That strange place between ontological emptiness – no longer able to believe any universal enlightenment imperatives about existence – and empirical inability – in this place where we know our jobs are perversely meaningless and cannot ever hope to buy a single house to comfortably live in. That place is where we are trying to enter with this project. And with you too, whoever the hell you are.

We can no longer just accept that easy binary. We the authentic people against the commodity selling us unnecessary ephemera. That divide is dead.

We know it is dead, that reified divide between appearance and reality, but we still have to perform.

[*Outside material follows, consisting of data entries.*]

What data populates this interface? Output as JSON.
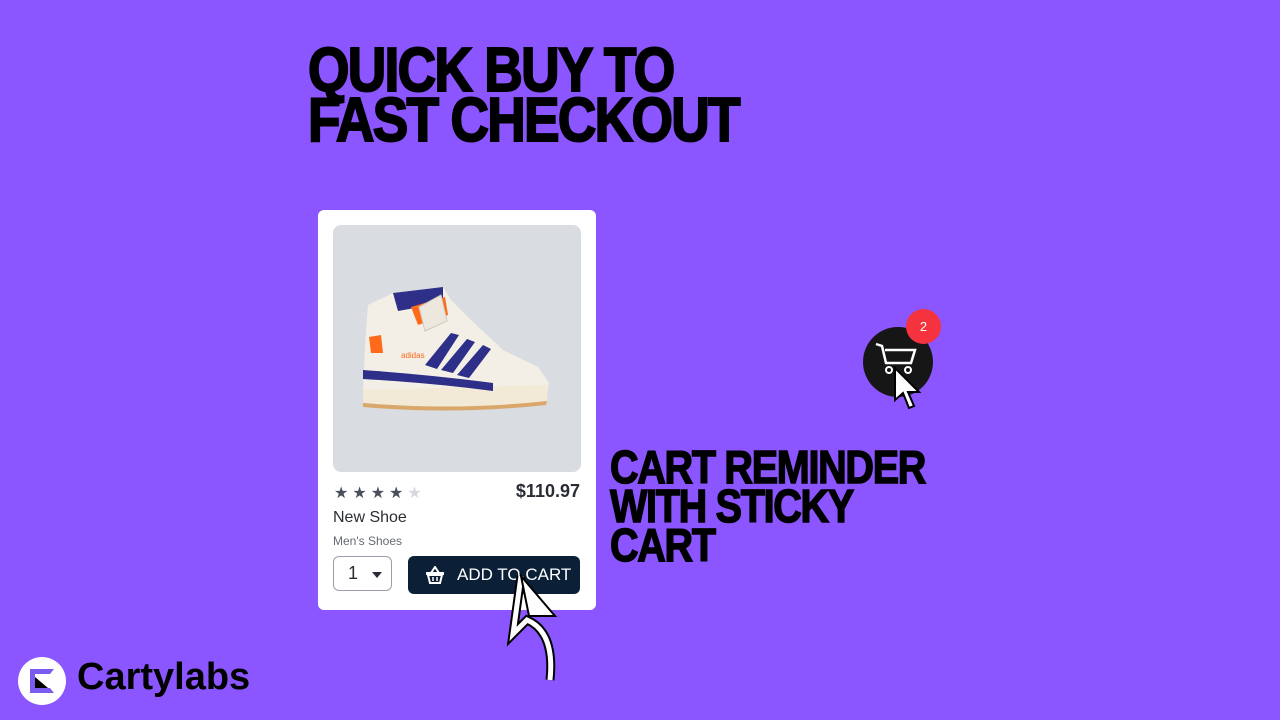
{
  "headline": {
    "line1": "QUICK BUY TO",
    "line2": "FAST CHECKOUT"
  },
  "product": {
    "rating": 4,
    "rating_max": 5,
    "price": "$110.97",
    "name": "New Shoe",
    "category": "Men's Shoes",
    "quantity": "1",
    "add_to_cart_label": "ADD TO CART"
  },
  "feature": {
    "line1": "CART REMINDER",
    "line2": "WITH STICKY",
    "line3": "CART"
  },
  "sticky_cart": {
    "badge_count": "2",
    "badge_color": "#f5333f"
  },
  "brand": {
    "name": "Cartylabs"
  },
  "colors": {
    "background": "#8b55ff",
    "button": "#0b2037"
  }
}
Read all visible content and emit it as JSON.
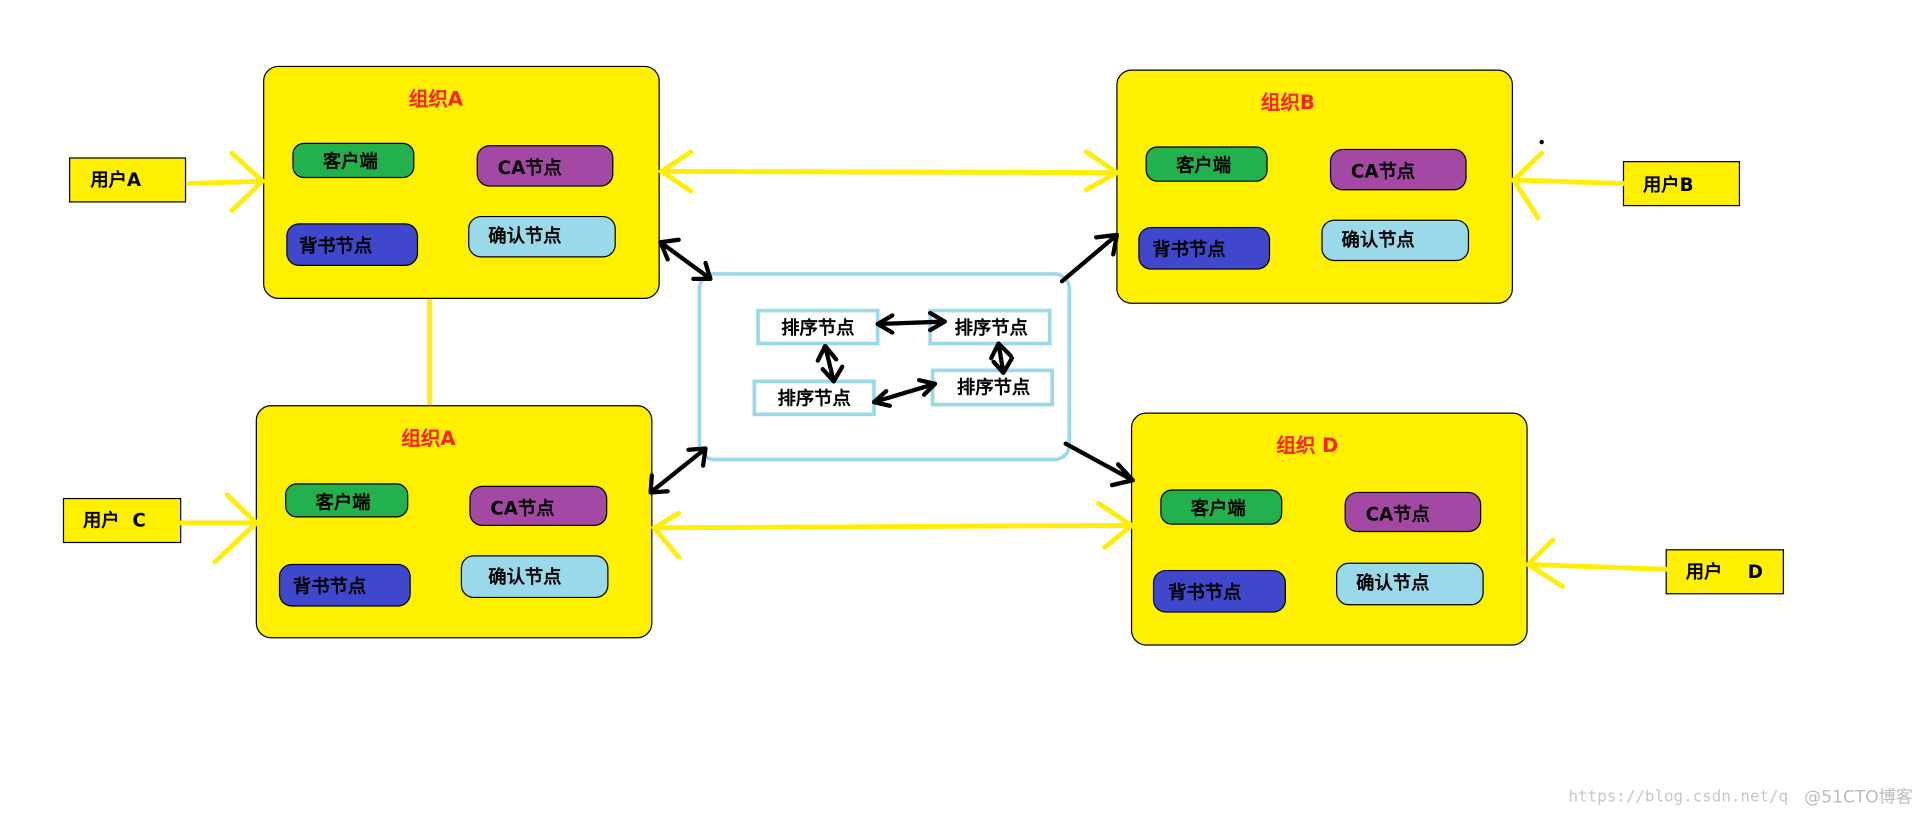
{
  "colors": {
    "org_box": "#fff000",
    "title": "#ff2020",
    "client": "#22b14c",
    "ca": "#a349a4",
    "endorser": "#3f48cc",
    "committer": "#99d9ea",
    "orderer_border": "#99d9ea",
    "arrow_yellow": "#ffee00",
    "arrow_black": "#000000"
  },
  "orgs": [
    {
      "title": "组织A",
      "client": "客户端",
      "ca": "CA节点",
      "endorser": "背书节点",
      "committer": "确认节点"
    },
    {
      "title": "组织A",
      "client": "客户端",
      "ca": "CA节点",
      "endorser": "背书节点",
      "committer": "确认节点"
    },
    {
      "title": "组织B",
      "client": "客户端",
      "ca": "CA节点",
      "endorser": "背书节点",
      "committer": "确认节点"
    },
    {
      "title": "组织 D",
      "client": "客户端",
      "ca": "CA节点",
      "endorser": "背书节点",
      "committer": "确认节点"
    }
  ],
  "users": [
    "用户A",
    "用户  C",
    "用户B",
    "用户    D"
  ],
  "orderers": [
    "排序节点",
    "排序节点",
    "排序节点",
    "排序节点"
  ],
  "watermark": {
    "url": "https://blog.csdn.net/q",
    "brand": "@51CTO博客"
  }
}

Žižek talks about this a lot. He reminds us that at the beginning of Das Kapital Marx mentions the fact that when we see a commodity, we are not surprised by its abstract appearance, by the schemata of magical associations it ignites in us, but rather by its total banality, its very average physical existence. But between this material dialectic of us looking and the commodity simply being, there is something. Something else. This thing we know is not there. We are perfectly aware that the commodity in fact will not bring us more friends, more love or a better quality existence. But we want it anyway.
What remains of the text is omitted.